Irene Muñoz

La industria restaurantera en México creía que su mayor crisis la habían vivido en 2009, durante el brote de influenza en la que tuvieron que suspender actividades por 16 días. 

Para hacer llevadera esa crisis, el gobierno federal de ese entonces, aplicó una serie de medidas que permitieran sobreviviera la industria. Se redujo el 20% en cuotas patronales al IMSS, la reducción de su pago mensual del ISR y el pago en exceso que hubiesen realizado en el IETU, que en lugar de realizarlo hasta la presentación de la declaración anual, lo podían aplicar en ese momento.

También para restaurantes, el gobierno federal les compensó con el 25% de la pérdida de ingresos asociada a las exenciones por tres meses. Durante esa crisis, seis mil 500 restaurantes cerraron. 

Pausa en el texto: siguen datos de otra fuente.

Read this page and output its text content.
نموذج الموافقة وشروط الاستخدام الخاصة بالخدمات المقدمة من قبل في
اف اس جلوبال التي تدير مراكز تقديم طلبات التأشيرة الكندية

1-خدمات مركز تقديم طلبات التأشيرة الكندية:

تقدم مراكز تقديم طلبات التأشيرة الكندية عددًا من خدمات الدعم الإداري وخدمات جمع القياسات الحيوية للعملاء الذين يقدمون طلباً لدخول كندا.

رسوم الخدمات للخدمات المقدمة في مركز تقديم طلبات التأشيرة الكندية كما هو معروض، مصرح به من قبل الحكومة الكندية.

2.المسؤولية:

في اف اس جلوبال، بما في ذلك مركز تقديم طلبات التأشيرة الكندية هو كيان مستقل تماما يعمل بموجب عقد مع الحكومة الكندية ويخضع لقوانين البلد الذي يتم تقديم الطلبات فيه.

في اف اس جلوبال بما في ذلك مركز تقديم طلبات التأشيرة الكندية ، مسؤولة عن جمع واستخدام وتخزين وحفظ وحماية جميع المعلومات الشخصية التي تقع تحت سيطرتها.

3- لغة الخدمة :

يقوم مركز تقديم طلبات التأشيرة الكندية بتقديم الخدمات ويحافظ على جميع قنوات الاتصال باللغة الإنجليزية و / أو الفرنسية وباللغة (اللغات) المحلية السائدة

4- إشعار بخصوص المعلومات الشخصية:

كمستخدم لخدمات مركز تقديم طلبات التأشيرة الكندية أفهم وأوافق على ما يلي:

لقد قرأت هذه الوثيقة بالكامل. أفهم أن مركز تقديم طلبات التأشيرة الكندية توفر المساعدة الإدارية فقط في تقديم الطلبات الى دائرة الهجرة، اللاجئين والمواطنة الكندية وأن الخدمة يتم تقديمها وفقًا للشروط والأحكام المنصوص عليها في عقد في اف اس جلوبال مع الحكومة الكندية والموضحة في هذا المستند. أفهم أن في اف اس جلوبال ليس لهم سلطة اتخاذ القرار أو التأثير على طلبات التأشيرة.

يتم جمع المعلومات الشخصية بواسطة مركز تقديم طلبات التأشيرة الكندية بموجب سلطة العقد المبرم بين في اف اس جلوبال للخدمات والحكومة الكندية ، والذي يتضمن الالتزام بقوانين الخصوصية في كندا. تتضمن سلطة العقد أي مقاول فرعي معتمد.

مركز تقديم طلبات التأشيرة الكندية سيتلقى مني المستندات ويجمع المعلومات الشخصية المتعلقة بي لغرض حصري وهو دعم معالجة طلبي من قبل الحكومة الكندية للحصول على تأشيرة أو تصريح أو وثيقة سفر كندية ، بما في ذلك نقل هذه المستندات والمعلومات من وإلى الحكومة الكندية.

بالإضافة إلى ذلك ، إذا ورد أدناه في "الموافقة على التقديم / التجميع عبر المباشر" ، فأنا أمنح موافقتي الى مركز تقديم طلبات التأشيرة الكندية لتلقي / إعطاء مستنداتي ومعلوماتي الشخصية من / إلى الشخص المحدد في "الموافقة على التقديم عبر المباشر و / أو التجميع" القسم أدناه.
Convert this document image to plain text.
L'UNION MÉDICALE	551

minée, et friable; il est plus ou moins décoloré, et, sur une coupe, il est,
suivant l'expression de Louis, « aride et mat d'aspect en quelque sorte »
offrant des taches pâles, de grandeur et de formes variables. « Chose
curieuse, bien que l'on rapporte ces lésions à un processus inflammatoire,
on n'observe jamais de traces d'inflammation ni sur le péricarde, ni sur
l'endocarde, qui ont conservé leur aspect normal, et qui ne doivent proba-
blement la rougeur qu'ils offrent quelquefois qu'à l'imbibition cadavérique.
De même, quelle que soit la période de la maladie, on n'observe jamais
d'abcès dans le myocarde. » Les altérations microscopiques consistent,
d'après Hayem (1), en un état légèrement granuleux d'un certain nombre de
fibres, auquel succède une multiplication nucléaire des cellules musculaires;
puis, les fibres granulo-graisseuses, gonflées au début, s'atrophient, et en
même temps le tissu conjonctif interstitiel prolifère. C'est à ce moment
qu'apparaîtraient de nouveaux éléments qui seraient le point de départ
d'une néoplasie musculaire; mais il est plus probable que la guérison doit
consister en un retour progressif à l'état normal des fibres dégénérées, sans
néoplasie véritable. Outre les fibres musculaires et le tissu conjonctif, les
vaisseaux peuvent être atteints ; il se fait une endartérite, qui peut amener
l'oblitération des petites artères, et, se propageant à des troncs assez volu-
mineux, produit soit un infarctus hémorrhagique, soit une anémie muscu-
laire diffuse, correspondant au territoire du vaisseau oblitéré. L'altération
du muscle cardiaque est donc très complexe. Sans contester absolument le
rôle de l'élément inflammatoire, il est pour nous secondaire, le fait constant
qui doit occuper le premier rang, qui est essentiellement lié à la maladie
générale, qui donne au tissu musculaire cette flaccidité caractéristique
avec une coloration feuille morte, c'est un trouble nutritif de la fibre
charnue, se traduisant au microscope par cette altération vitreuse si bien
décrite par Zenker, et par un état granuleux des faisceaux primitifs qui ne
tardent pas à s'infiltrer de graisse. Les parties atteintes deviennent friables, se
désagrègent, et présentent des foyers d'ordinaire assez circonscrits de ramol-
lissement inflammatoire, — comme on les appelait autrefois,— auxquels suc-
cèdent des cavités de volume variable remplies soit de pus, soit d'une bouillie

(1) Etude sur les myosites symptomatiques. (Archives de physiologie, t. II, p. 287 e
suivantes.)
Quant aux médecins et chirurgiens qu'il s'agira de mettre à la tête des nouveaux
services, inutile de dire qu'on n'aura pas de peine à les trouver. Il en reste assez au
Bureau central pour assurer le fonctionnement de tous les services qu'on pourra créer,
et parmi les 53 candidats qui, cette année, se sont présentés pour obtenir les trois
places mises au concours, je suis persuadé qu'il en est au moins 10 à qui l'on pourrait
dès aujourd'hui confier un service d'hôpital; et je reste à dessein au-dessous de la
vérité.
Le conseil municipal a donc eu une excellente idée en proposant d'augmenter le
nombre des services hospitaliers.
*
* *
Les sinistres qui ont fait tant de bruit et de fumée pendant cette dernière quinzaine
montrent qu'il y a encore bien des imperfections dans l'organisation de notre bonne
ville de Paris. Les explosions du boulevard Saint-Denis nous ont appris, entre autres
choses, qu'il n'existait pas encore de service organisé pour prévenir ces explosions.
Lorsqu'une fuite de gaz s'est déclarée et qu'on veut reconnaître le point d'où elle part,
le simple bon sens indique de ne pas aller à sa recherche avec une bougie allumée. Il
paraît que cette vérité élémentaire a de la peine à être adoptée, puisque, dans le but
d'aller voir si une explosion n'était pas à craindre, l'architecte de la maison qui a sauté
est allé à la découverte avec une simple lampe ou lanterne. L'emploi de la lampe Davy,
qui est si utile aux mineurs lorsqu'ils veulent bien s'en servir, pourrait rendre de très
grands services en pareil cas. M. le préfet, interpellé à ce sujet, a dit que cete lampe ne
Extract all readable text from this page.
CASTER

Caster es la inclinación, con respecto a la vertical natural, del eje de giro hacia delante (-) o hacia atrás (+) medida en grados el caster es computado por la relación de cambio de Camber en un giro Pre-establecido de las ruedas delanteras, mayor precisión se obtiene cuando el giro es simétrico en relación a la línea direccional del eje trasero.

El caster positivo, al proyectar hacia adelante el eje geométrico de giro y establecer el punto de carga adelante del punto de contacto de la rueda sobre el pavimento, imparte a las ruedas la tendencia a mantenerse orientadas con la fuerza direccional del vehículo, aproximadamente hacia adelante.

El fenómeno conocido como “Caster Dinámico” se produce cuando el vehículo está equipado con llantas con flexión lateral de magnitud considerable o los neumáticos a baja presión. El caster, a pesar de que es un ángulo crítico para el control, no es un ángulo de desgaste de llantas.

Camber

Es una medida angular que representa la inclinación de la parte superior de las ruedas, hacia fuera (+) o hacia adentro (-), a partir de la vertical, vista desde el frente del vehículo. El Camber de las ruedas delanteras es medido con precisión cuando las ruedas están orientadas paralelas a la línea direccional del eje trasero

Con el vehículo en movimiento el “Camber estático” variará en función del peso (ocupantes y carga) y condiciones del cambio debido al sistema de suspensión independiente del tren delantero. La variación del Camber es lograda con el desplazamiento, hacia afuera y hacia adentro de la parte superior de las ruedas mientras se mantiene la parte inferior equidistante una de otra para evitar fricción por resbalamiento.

El entonces Jefe de Gobierno del Distrito Federal también generó incentivos para la industria. Creó el Programa Emergente de Apoyo a Trabajadores de la Industria de Restaurantes, en la que entregaba 50 pesos diarios a cada empleado registrado, se realizó la devolución del Impuesto Sobre Nómina a pequeñas empresas, se condonó el pago de agua y predial, así como también el 100% de las multas y previsiones.

La crisis de 2009 representó una pérdida de 9% del Producto Interno Bruto en el sector. Hoy, estamos frente a un catastrófico escenario digno del nivel de la pandemia.

Para que tenga un panorama de lo que representa la industria restaurantera en nuestro país, le comento que en 2017 generaron 204 mil 840 millones de pesos, que representó casi 2% del PIB total del sector servicios. Emplearon en 2018 a un millón 579 mil 909 personas a nivel nacional, y generaron 672 mil 453 unidades económicas en el mismo año, informó el Censo Económico de 2018. 

Por otra parte, el Sistema de Cuentas Nacional de México, informó en 2019 que el PIB restaurantero aportó en Quintana Roo, 65 mil 013 millones de pesos, que representó el 15.8%; en Ciudad de México 52 mil 401 millones de pesos, que correspondió al 12.8% y en Jalisco 33 mil 997 millones de pesos que representó el 8.3%, sólo por mencionar a los tres con mayor relevancia en país. 

Como usted puede apreciar, el daño en el que está inmersa la industria es mayor.

Lo anterior, además de la existencia de una sobre regulación en la industria, que se ha convertido más en una extorsión de los gobiernos de las alcaldías y estados para dejar que los restauranteros operen, así como el excesivo pago de derechos y el ambulantaje que se permite en la materia.

La peor crisis se vive ahora. Si tomamos en consideración que en tan sólo 14 días de contingencia se ha perdido el mismo 9% de la generación del PIB, puede usted, al extrapolar las pérdidas de 14 días, como terminará el sector con, cuando menos, el doble del paro de actividades.  

Miles de restaurantes se perderán al igual que cientos de miles de empleos que ellos generan ya que, al día de hoy, no existe un compromiso de los gobiernos locales y federal para ayudar a la industria a sobrevivir y lograr salir de la terapia intermedia en la que se encuentran hoy.

El paso a la sala de terapia intensiva está a días, no existen incentivos fiscales que sean una medicina que les permita sobrevivir y salir de ella. La pandemia ha atacado y, al igual que en la sanitaria, al día de hoy no cuenta con absolutamente ninguna vacuna.